I remember when i first learned k-means, it opened the door for so many projects. Two that are on my GitHub to this day are a python script that groups your images by similarly (histogram) and one that classify your expenses based on previous data. I had so much fun working on those.
Check out sampling with lightweight coresets if your data is big - it's a principled approach with theoretical guarantees, and it's only a couple of lines of numpy. Do check if the assumptions hold for your data though, as they are stronger than with regular coresets.
It's boring, in a sense that it always gives reasonable results and is easy to implement. It also scales well in N, D and K, and from my experience converges in just a few iterations from anything better than a pure random initialisation strategy.
IMO it is very good as a final clustering algorithm once you've already applied some more complex transformations on your data to linearise it and account for deeper knowledge of the problem. This might be a spectral space transformation (you care about connectedness), or an embedding (you care about whatever the network was trained on) or descriptor (you care about the algorithm's similarity).
But once you've applied the transform, you then have a minimalist fast scalable clustering that just does clustering and doesn't need to know anything more about the problem being solved. Very unix-y feeling.

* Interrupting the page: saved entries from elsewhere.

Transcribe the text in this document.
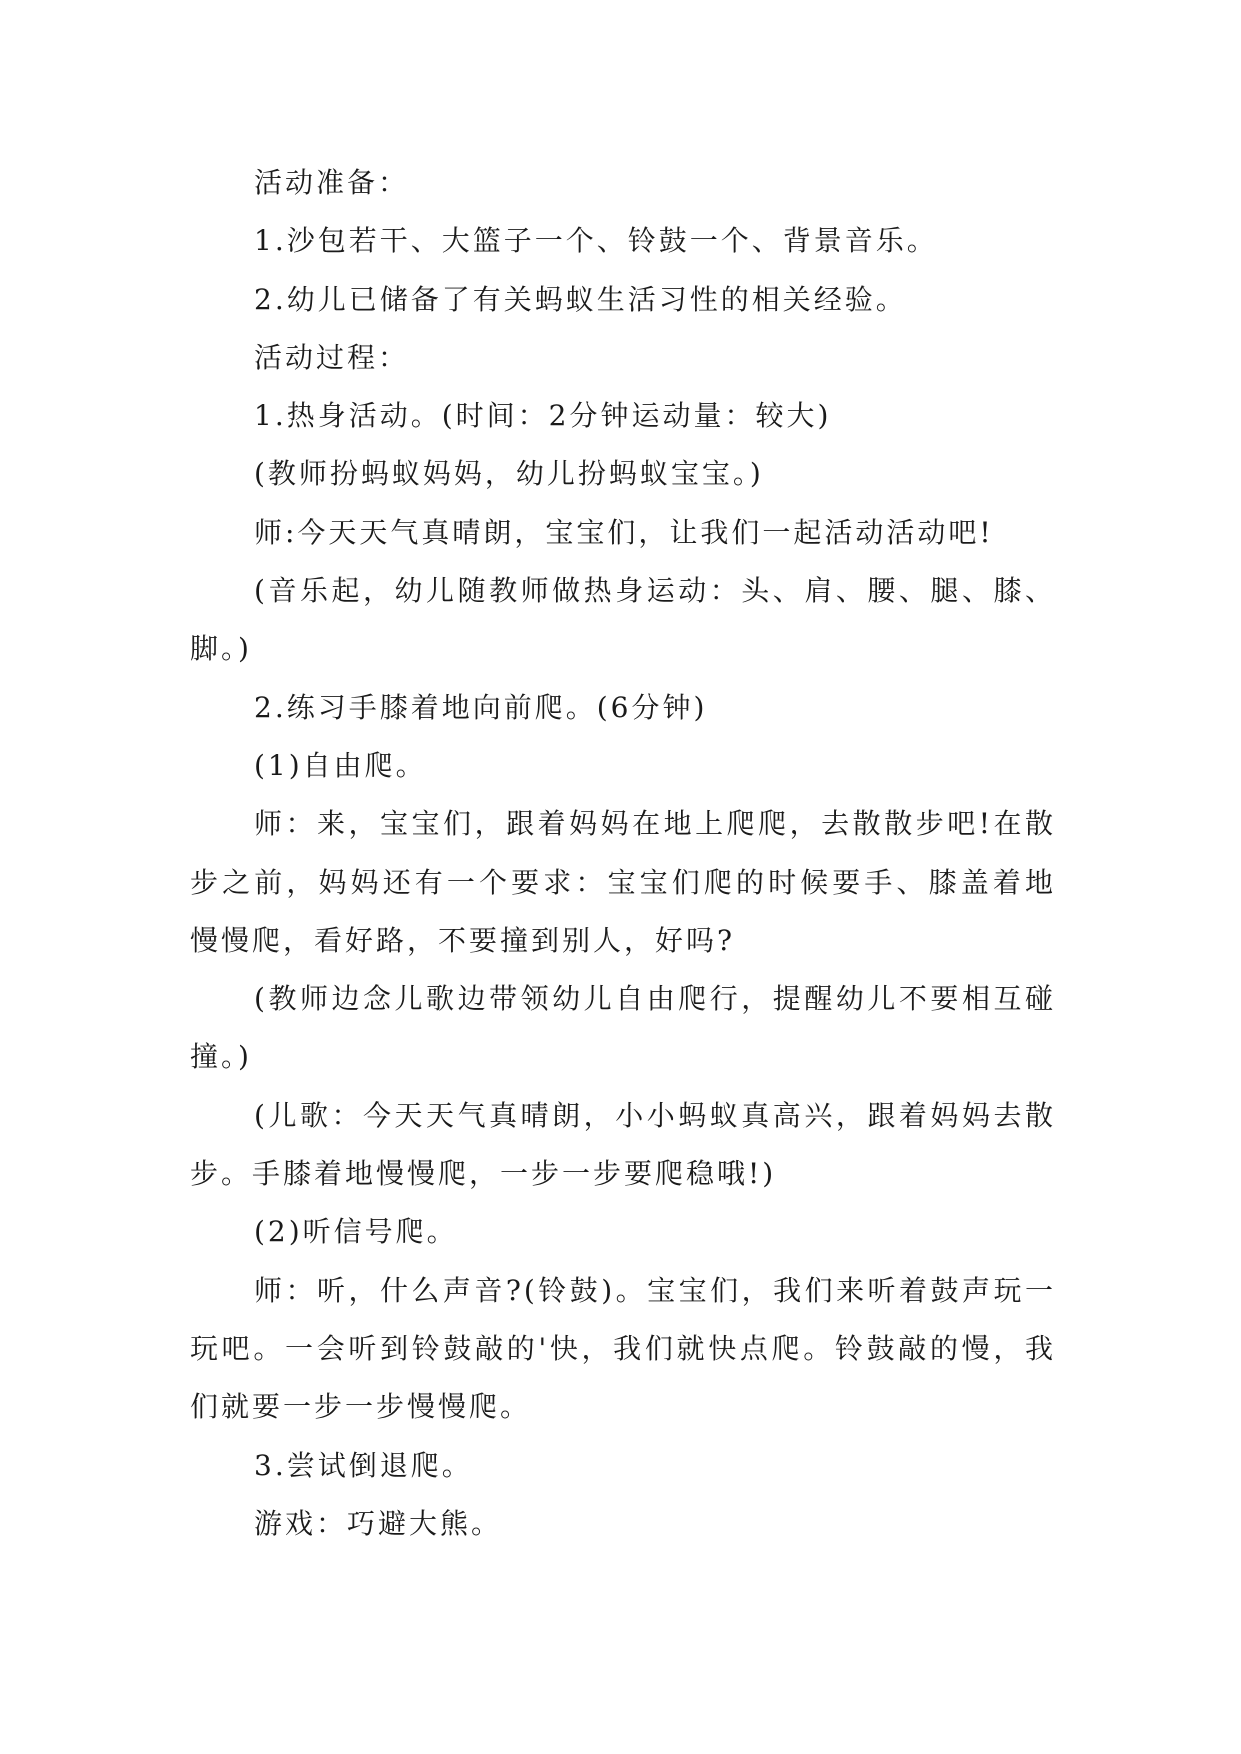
活动准备：

1.沙包若干、大篮子一个、铃鼓一个、背景音乐。

2.幼儿已储备了有关蚂蚁生活习性的相关经验。

活动过程：

1.热身活动。(时间：2分钟运动量：较大)

(教师扮蚂蚁妈妈，幼儿扮蚂蚁宝宝。)

师:今天天气真晴朗，宝宝们，让我们一起活动活动吧!

(音乐起，幼儿随教师做热身运动：头、肩、腰、腿、膝、脚。)

2.练习手膝着地向前爬。(6分钟)

(1)自由爬。

师：来，宝宝们，跟着妈妈在地上爬爬，去散散步吧!在散步之前，妈妈还有一个要求：宝宝们爬的时候要手、膝盖着地慢慢爬，看好路，不要撞到别人，好吗?

(教师边念儿歌边带领幼儿自由爬行，提醒幼儿不要相互碰撞。)

(儿歌：今天天气真晴朗，小小蚂蚁真高兴，跟着妈妈去散步。手膝着地慢慢爬，一步一步要爬稳哦!)

(2)听信号爬。

师：听，什么声音?(铃鼓)。宝宝们，我们来听着鼓声玩一玩吧。一会听到铃鼓敲的'快，我们就快点爬。铃鼓敲的慢，我们就要一步一步慢慢爬。

3.尝试倒退爬。

游戏：巧避大熊。
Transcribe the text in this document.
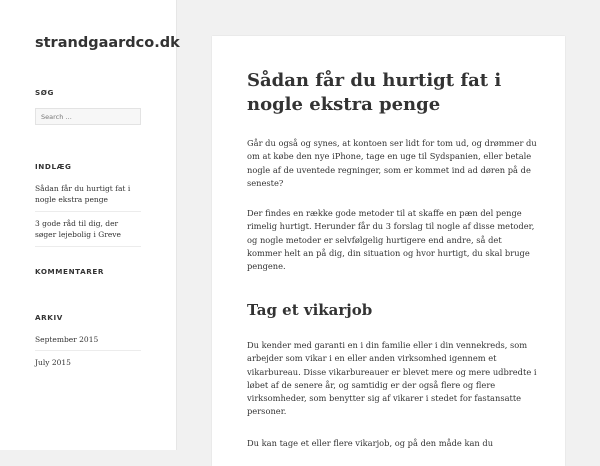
strandgaardco.dk
SØG
Search …
INDLÆG
Sådan får du hurtigt fat i nogle ekstra penge
3 gode råd til dig, der søger lejebolig i Greve
KOMMENTARER
ARKIV
September 2015
July 2015
Sådan får du hurtigt fat i nogle ekstra penge

Går du også og synes, at kontoen ser lidt for tom ud, og drømmer du om at købe den nye iPhone, tage en uge til Sydspanien, eller betale nogle af de uventede regninger, som er kommet ind ad døren på de seneste?

Der findes en række gode metoder til at skaffe en pæn del penge rimelig hurtigt. Herunder får du 3 forslag til nogle af disse metoder, og nogle metoder er selvfølgelig hurtigere end andre, så det kommer helt an på dig, din situation og hvor hurtigt, du skal bruge pengene.

Tag et vikarjob

Du kender med garanti en i din familie eller i din vennekreds, som arbejder som vikar i en eller anden virksomhed igennem et vikarbureau. Disse vikarbureauer er blevet mere og mere udbredte i løbet af de senere år, og samtidig er der også flere og flere virksomheder, som benytter sig af vikarer i stedet for fastansatte personer.

Du kan tage et eller flere vikarjob, og på den måde kan du
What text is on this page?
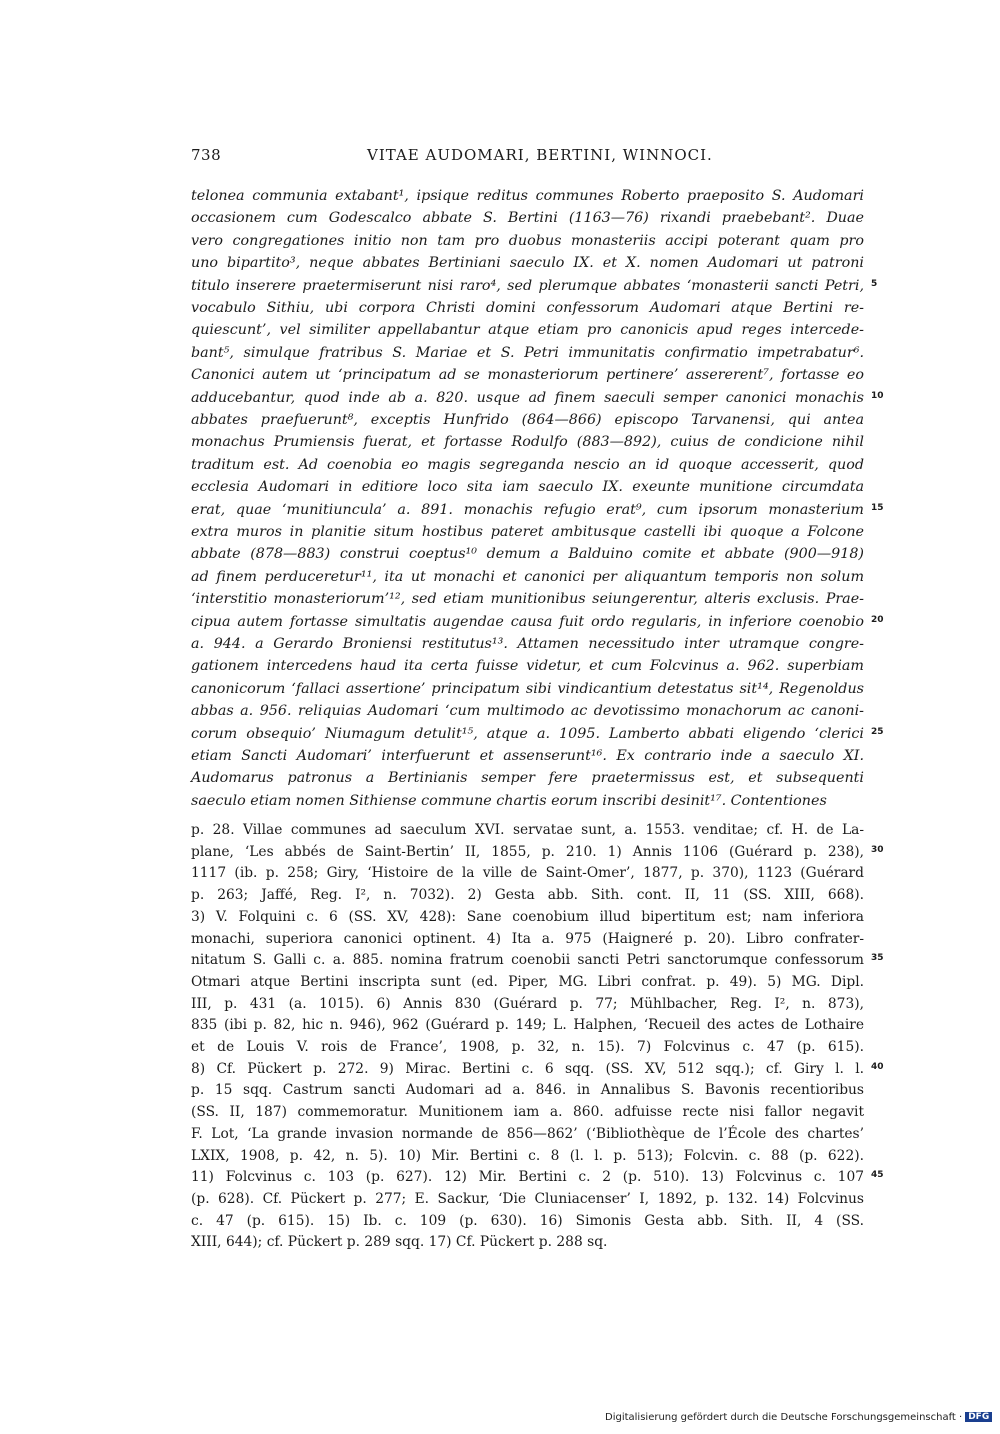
738	VITAE AUDOMARI, BERTINI, WINNOCI.
telonea communia extabant¹, ipsique reditus communes Roberto praeposito S. Audomari
occasionem cum Godescalco abbate S. Bertini (1163—76) rixandi praebebant². Duae
vero congregationes initio non tam pro duobus monasteriis accipi poterant quam pro
uno bipartito³, neque abbates Bertiniani saeculo IX. et X. nomen Audomari ut patroni
titulo inserere praetermiserunt nisi raro⁴, sed plerumque abbates ‘monasterii sancti Petri, 5
vocabulo Sithiu, ubi corpora Christi domini confessorum Audomari atque Bertini re-
quiescunt’, vel similiter appellabantur atque etiam pro canonicis apud reges intercede-
bant⁵, simulque fratribus S. Mariae et S. Petri immunitatis confirmatio impetrabatur⁶.
Canonici autem ut ‘principatum ad se monasteriorum pertinere’ assererent⁷, fortasse eo
adducebantur, quod inde ab a. 820. usque ad finem saeculi semper canonici monachis 10
abbates praefuerunt⁸, exceptis Hunfrido (864—866) episcopo Tarvanensi, qui antea
monachus Prumiensis fuerat, et fortasse Rodulfo (883—892), cuius de condicione nihil
traditum est. Ad coenobia eo magis segreganda nescio an id quoque accesserit, quod
ecclesia Audomari in editiore loco sita iam saeculo IX. exeunte munitione circumdata
erat, quae ‘munitiuncula’ a. 891. monachis refugio erat⁹, cum ipsorum monasterium 15
extra muros in planitie situm hostibus pateret ambitusque castelli ibi quoque a Folcone
abbate (878—883) construi coeptus¹⁰ demum a Balduino comite et abbate (900—918)
ad finem perduceretur¹¹, ita ut monachi et canonici per aliquantum temporis non solum
‘interstitio monasteriorum’¹², sed etiam munitionibus seiungerentur, alteris exclusis. Prae-
cipua autem fortasse simultatis augendae causa fuit ordo regularis, in inferiore coenobio 20
a. 944. a Gerardo Broniensi restitutus¹³. Attamen necessitudo inter utramque congre-
gationem intercedens haud ita certa fuisse videtur, et cum Folcvinus a. 962. superbiam
canonicorum ‘fallaci assertione’ principatum sibi vindicantium detestatus sit¹⁴, Regenoldus
abbas a. 956. reliquias Audomari ‘cum multimodo ac devotissimo monachorum ac canoni-
corum obsequio’ Niumagum detulit¹⁵, atque a. 1095. Lamberto abbati eligendo ‘clerici 25
etiam Sancti Audomari’ interfuerunt et assenserunt¹⁶. Ex contrario inde a saeculo XI.
Audomarus patronus a Bertinianis semper fere praetermissus est, et subsequenti
saeculo etiam nomen Sithiense commune chartis eorum inscribi desinit¹⁷. Contentiones
p. 28. Villae communes ad saeculum XVI. servatae sunt, a. 1553. venditae; cf. H. de La-
plane, ‘Les abbés de Saint-Bertin’ II, 1855, p. 210. 1) Annis 1106 (Guérard p. 238), 30
1117 (ib. p. 258; Giry, ‘Histoire de la ville de Saint-Omer’, 1877, p. 370), 1123 (Guérard
p. 263; Jaffé, Reg. I², n. 7032). 2) Gesta abb. Sith. cont. II, 11 (SS. XIII, 668).
3) V. Folquini c. 6 (SS. XV, 428): Sane coenobium illud bipertitum est; nam inferiora
monachi, superiora canonici optinent. 4) Ita a. 975 (Haigneré p. 20). Libro confrater-
nitatum S. Galli c. a. 885. nomina fratrum coenobii sancti Petri sanctorumque confessorum 35
Otmari atque Bertini inscripta sunt (ed. Piper, MG. Libri confrat. p. 49). 5) MG. Dipl.
III, p. 431 (a. 1015). 6) Annis 830 (Guérard p. 77; Mühlbacher, Reg. I², n. 873),
835 (ibi p. 82, hic n. 946), 962 (Guérard p. 149; L. Halphen, ‘Recueil des actes de Lothaire
et de Louis V. rois de France’, 1908, p. 32, n. 15). 7) Folcvinus c. 47 (p. 615).
8) Cf. Pückert p. 272. 9) Mirac. Bertini c. 6 sqq. (SS. XV, 512 sqq.); cf. Giry l. l. 40
p. 15 sqq. Castrum sancti Audomari ad a. 846. in Annalibus S. Bavonis recentioribus
(SS. II, 187) commemoratur. Munitionem iam a. 860. adfuisse recte nisi fallor negavit
F. Lot, ‘La grande invasion normande de 856—862’ (‘Bibliothèque de l’École des chartes’
LXIX, 1908, p. 42, n. 5). 10) Mir. Bertini c. 8 (l. l. p. 513); Folcvin. c. 88 (p. 622).
11) Folcvinus c. 103 (p. 627). 12) Mir. Bertini c. 2 (p. 510). 13) Folcvinus c. 107 45
(p. 628). Cf. Pückert p. 277; E. Sackur, ‘Die Cluniacenser’ I, 1892, p. 132. 14) Folcvinus
c. 47 (p. 615). 15) Ib. c. 109 (p. 630). 16) Simonis Gesta abb. Sith. II, 4 (SS.
XIII, 644); cf. Pückert p. 289 sqq. 17) Cf. Pückert p. 288 sq.
Digitalisierung gefördert durch die Deutsche Forschungsgemeinschaft · DFG
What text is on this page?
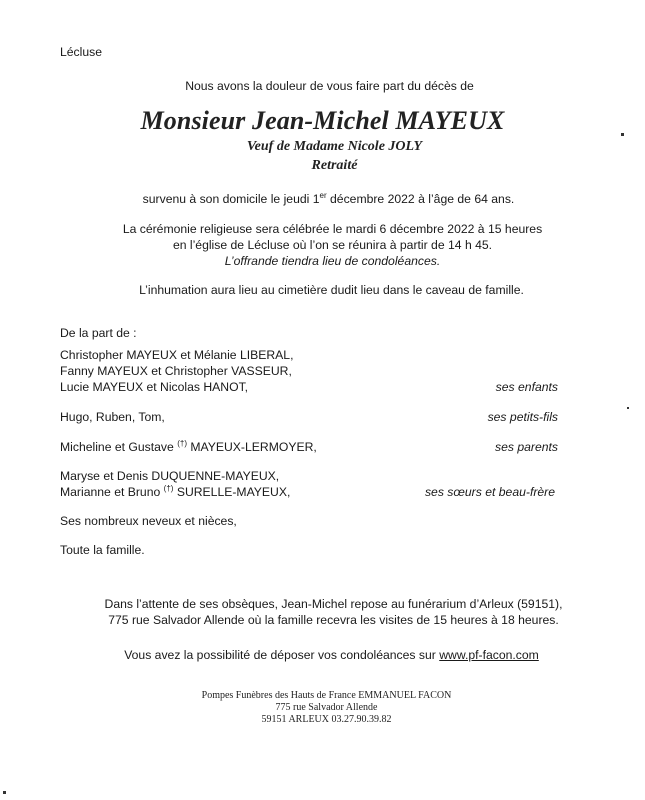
Lécluse
Nous avons la douleur de vous faire part du décès de
Monsieur Jean-Michel MAYEUX
Veuf de Madame Nicole JOLY
Retraité
survenu à son domicile le jeudi 1er décembre 2022 à l’âge de 64 ans.
La cérémonie religieuse sera célébrée le mardi 6 décembre 2022 à 15 heures
en l’église de Lécluse où l’on se réunira à partir de 14 h 45.
L’offrande tiendra lieu de condoléances.
L’inhumation aura lieu au cimetière dudit lieu dans le caveau de famille.
De la part de :
Christopher MAYEUX et Mélanie LIBERAL,
Fanny MAYEUX et Christopher VASSEUR,
Lucie MAYEUX et Nicolas HANOT,	ses enfants
Hugo, Ruben, Tom,	ses petits-fils
Micheline et Gustave (†) MAYEUX-LERMOYER,	ses parents
Maryse et Denis DUQUENNE-MAYEUX,
Marianne et Bruno (†) SURELLE-MAYEUX,	ses sœurs et beau-frère
Ses nombreux neveux et nièces,
Toute la famille.
Dans l’attente de ses obsèques, Jean-Michel repose au funérarium d’Arleux (59151),
775 rue Salvador Allende où la famille recevra les visites de 15 heures à 18 heures.
Vous avez la possibilité de déposer vos condoléances sur www.pf-facon.com
Pompes Funèbres des Hauts de France EMMANUEL FACON
775 rue Salvador Allende
59151 ARLEUX 03.27.90.39.82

- Embed all the text documents.
- Project to 2D using UMAP which also creates its own emergent "clusters".
- Use k-means clustering with a high cluster count depending on dataset size.
- Feed the ChatGPT API ~10 examples from each cluster and ask it to provide a concise label for the cluster.
- Bonus: Use DBSCAN to identify arbitrary subclusters within each cluster.
It is extremely effective and I have a theoetical implementation of a more practical use case to use said UMAP dimensionality reduction for better inference. There is evidence that current popular text embedding models (e.g. OpenAI ada, which outputs 1536D embeddings) are way too big for most use cases and could be giving poorly specified results for embedding similarity as a result, in addition to higher costs for the entire pipeline.